Predictably, Meg and Sarah hole up in the bunker while Junior (Jared Leto of “Girl, Interrupted”), Burnham (Forrest Whitaker of “Bird”), and Raoul (country singer Dwight Yoakam of “Sling Blade”) toil incompetently to evict them. Aside from their vulnerability as females-at-risk with flaws—Meg suffers from claustrophobia, while Sarah requires insulin shots)—these females do little to appeal to our sympathy. Ironically, Whitaker’s character emerges as not only the most sympathetic but also the most interesting. Poor Patrick Bauchau of “A View to a Kill” plays Meg’s millionaire, ex-husband (no relation to the deceased tycoon) and takes a hellacious beating from Raoul in a scene which will undoubtedly sicken some viewers.
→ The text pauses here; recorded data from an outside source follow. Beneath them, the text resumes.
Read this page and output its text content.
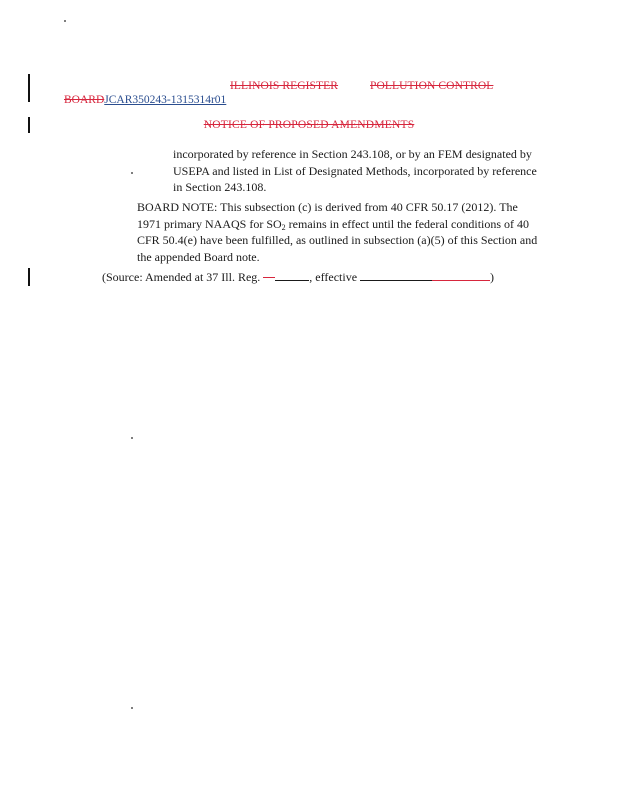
ILLINOIS REGISTER	POLLUTION CONTROL
BOARDJCAR350243-1315314r01
NOTICE OF PROPOSED AMENDMENTS
incorporated by reference in Section 243.108, or by an FEM designated by USEPA and listed in List of Designated Methods, incorporated by reference in Section 243.108.
BOARD NOTE: This subsection (c) is derived from 40 CFR 50.17 (2012). The 1971 primary NAAQS for $SO_2$ remains in effect until the federal conditions of 40 CFR 50.4(e) have been fulfilled, as outlined in subsection (a)(5) of this Section and the appended Board note.
(Source: Amended at 37 Ill. Reg.	, effective	)
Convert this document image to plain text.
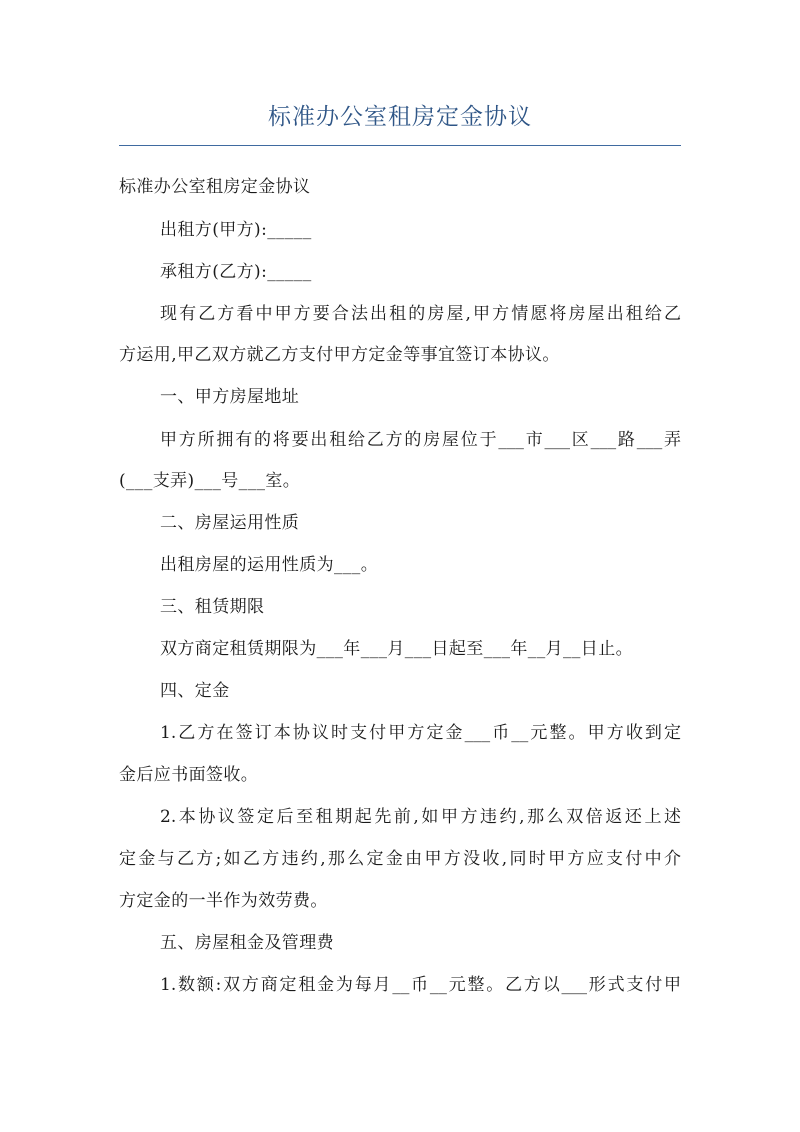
标准办公室租房定金协议
标准办公室租房定金协议
出租方(甲方):_____
承租方(乙方):_____
现有乙方看中甲方要合法出租的房屋,甲方情愿将房屋出租给乙
方运用,甲乙双方就乙方支付甲方定金等事宜签订本协议。
一、甲方房屋地址
甲方所拥有的将要出租给乙方的房屋位于___市___区___路___弄
(___支弄)___号___室。
二、房屋运用性质
出租房屋的运用性质为___。
三、租赁期限
双方商定租赁期限为___年___月___日起至___年__月__日止。
四、定金
1.乙方在签订本协议时支付甲方定金___币__元整。甲方收到定
金后应书面签收。
2.本协议签定后至租期起先前,如甲方违约,那么双倍返还上述
定金与乙方;如乙方违约,那么定金由甲方没收,同时甲方应支付中介
方定金的一半作为效劳费。
五、房屋租金及管理费
1.数额:双方商定租金为每月__币__元整。乙方以___形式支付甲
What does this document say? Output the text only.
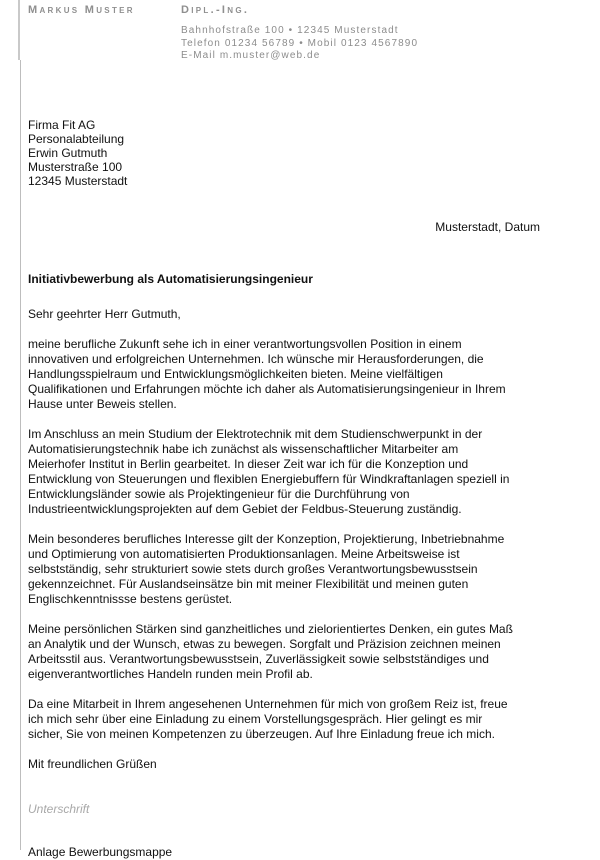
Markus Muster	Dipl.-Ing.
Bahnhofstraße 100 • 12345 Musterstadt
Telefon 01234 56789 • Mobil 0123 4567890
E-Mail m.muster@web.de
Firma Fit AG
Personalabteilung
Erwin Gutmuth
Musterstraße 100
12345 Musterstadt
Musterstadt, Datum
Initiativbewerbung als Automatisierungsingenieur

Sehr geehrter Herr Gutmuth,

meine berufliche Zukunft sehe ich in einer verantwortungsvollen Position in einem
innovativen und erfolgreichen Unternehmen. Ich wünsche mir Herausforderungen, die
Handlungsspielraum und Entwicklungsmöglichkeiten bieten. Meine vielfältigen
Qualifikationen und Erfahrungen möchte ich daher als Automatisierungsingenieur in Ihrem
Hause unter Beweis stellen.

Im Anschluss an mein Studium der Elektrotechnik mit dem Studienschwerpunkt in der
Automatisierungstechnik habe ich zunächst als wissenschaftlicher Mitarbeiter am
Meierhofer Institut in Berlin gearbeitet. In dieser Zeit war ich für die Konzeption und
Entwicklung von Steuerungen und flexiblen Energiebuffern für Windkraftanlagen speziell in
Entwicklungsländer sowie als Projektingenieur für die Durchführung von
Industrieentwicklungsprojekten auf dem Gebiet der Feldbus-Steuerung zuständig.

Mein besonderes berufliches Interesse gilt der Konzeption, Projektierung, Inbetriebnahme
und Optimierung von automatisierten Produktionsanlagen. Meine Arbeitsweise ist
selbstständig, sehr strukturiert sowie stets durch großes Verantwortungsbewusstsein
gekennzeichnet. Für Auslandseinsätze bin mit meiner Flexibilität und meinen guten
Englischkenntnissse bestens gerüstet.

Meine persönlichen Stärken sind ganzheitliches und zielorientiertes Denken, ein gutes Maß
an Analytik und der Wunsch, etwas zu bewegen. Sorgfalt und Präzision zeichnen meinen
Arbeitsstil aus. Verantwortungsbewusstsein, Zuverlässigkeit sowie selbstständiges und
eigenverantwortliches Handeln runden mein Profil ab.

Da eine Mitarbeit in Ihrem angesehenen Unternehmen für mich von großem Reiz ist, freue
ich mich sehr über eine Einladung zu einem Vorstellungsgespräch. Hier gelingt es mir
sicher, Sie von meinen Kompetenzen zu überzeugen. Auf Ihre Einladung freue ich mich.

Mit freundlichen Grüßen
Unterschrift
Anlage Bewerbungsmappe
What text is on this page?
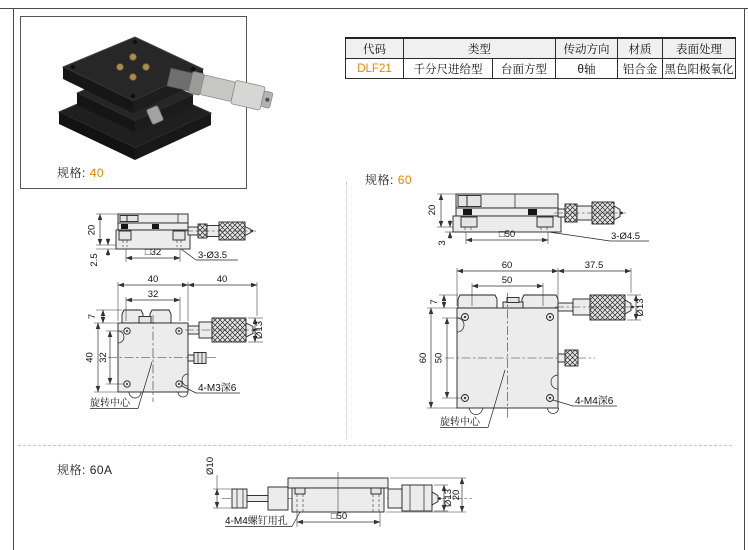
代码	类型		传动方向	材质	表面处理
DLF21	千分尺进给型	台面方型	θ轴	铝合金	黑色阳极氧化
规格: 40	规格: 60
规格: 60A
20
2.5
□32	3-Ø3.5
40	40
32
7
40 32
Ø13
4-M3深6
旋转中心
20
3
□50	3-Ø4.5
60	37.5
50
7
60 50
Ø13
4-M4深6
旋转中心
Ø10
4-M4螺钉用孔	□50
Ø13
20
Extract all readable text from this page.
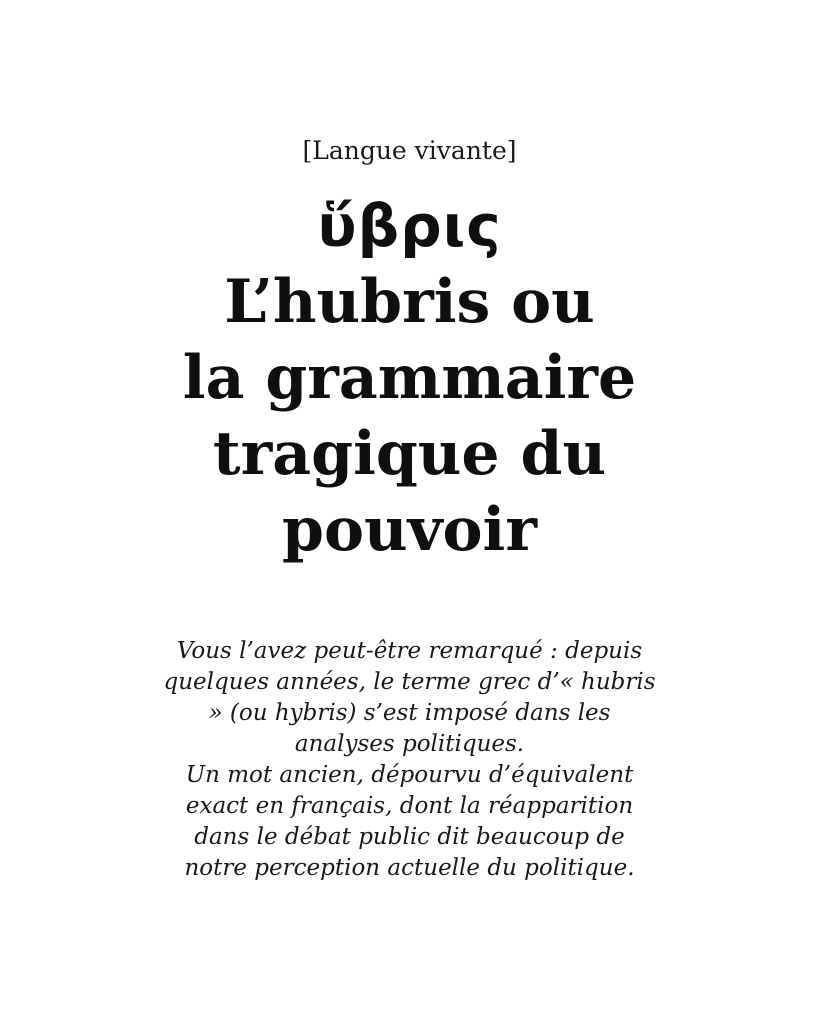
[Langue vivante]
ὕβρις
L’hubris ou
la grammaire
tragique du
pouvoir

Vous l’avez peut-être remarqué : depuis
quelques années, le terme grec d’« hubris
» (ou hybris) s’est imposé dans les
analyses politiques.
Un mot ancien, dépourvu d’équivalent
exact en français, dont la réapparition
dans le débat public dit beaucoup de
notre perception actuelle du politique.
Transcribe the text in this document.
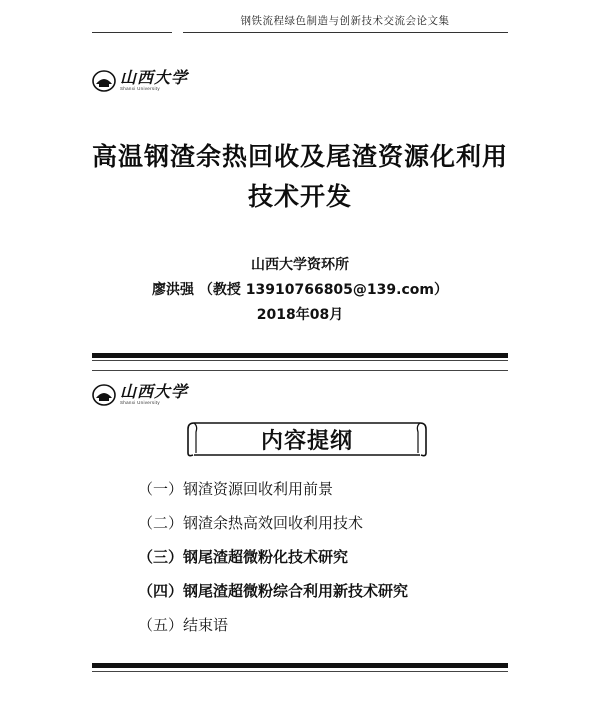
钢铁流程绿色制造与创新技术交流会论文集
山西大学
Shanxi University
高温钢渣余热回收及尾渣资源化利用
技术开发
山西大学资环所
廖洪强 （教授 13910766805@139.com）
2018年08月
山西大学
Shanxi University
内容提纲
（一）钢渣资源回收利用前景
（二）钢渣余热高效回收利用技术
（三）钢尾渣超微粉化技术研究
（四）钢尾渣超微粉综合利用新技术研究
（五）结束语
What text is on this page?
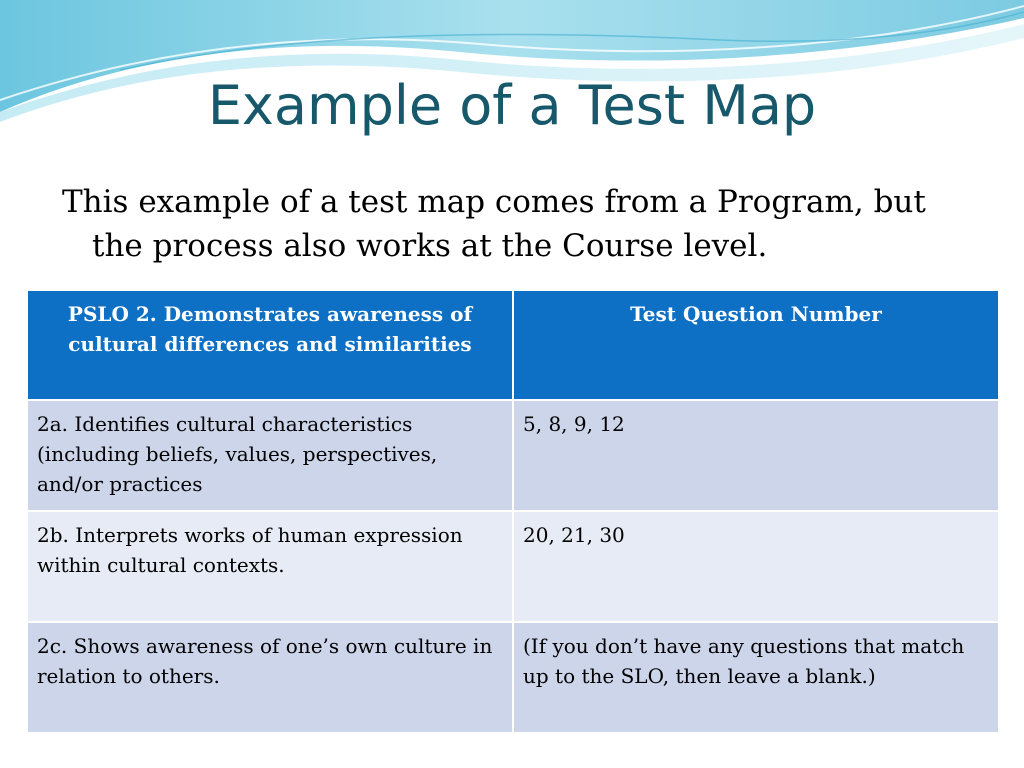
Example of a Test Map

This example of a test map comes from a Program, but the process also works at the Course level.

PSLO 2. Demonstrates awareness of cultural differences and similarities	Test Question Number
2a. Identifies cultural characteristics (including beliefs, values, perspectives, and/or practices	5, 8, 9, 12
2b. Interprets works of human expression within cultural contexts.	20, 21, 30
2c. Shows awareness of one’s own culture in relation to others.	(If you don’t have any questions that match up to the SLO, then leave a blank.)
This tedious, third-rate tale unravels from the outset with a premise as contrived as it convoluted plot. What veteran scenarist David Koepp of “Stir of Echoes” fame doesn’t steal from his own scripts, he appropriates from the durable Audrey Hepburn thriller “Wait Until Dark” (1967) and the exciting Sean Connery caper “The Anderson Tapes” (1972). The Raoul character clearly recalls the Mafia thug in “Anderson Tapes” that veteran character actor Val Avery played in a ski-mask with a penchant for violence. The ending that disposes of the bearer bonds comes straight out of John Huston’s “Treasure of the Sierra Madre” (1948). Had the “Panic Room” been a tenth as entertaining as any of those classics, this derivative mishmash with its unintentionally hilarious histrionics might have proven tolerable. Instead, “Panic Room” resembles a heavy-handed Lifetime channel version of “Home Alone.” Decked out in a black, tank-top to display cleavage, Jodie Foster imitates the antics of Macaulay Culkin as she battles a trio of bungling burglars. These clueless cretins make the Three Stooges appear like intellectual titans. Foster is a top-flight actress who shouldn’t have stooped to this one-dimensional nonsense. Koepp’s script bristles with inconsistencies. After making a big deal about Meg’s claustrophobia early in the film, Fincher and Koepp unaccountably drop it from the plot when they tighten the screws on our protagonists. The scene with the butane gas tank elicits derision more than dread, and the flashlight batteries in another scene were clearly of the Eveready variety.

Don’t get trapped in the “Panic Room.”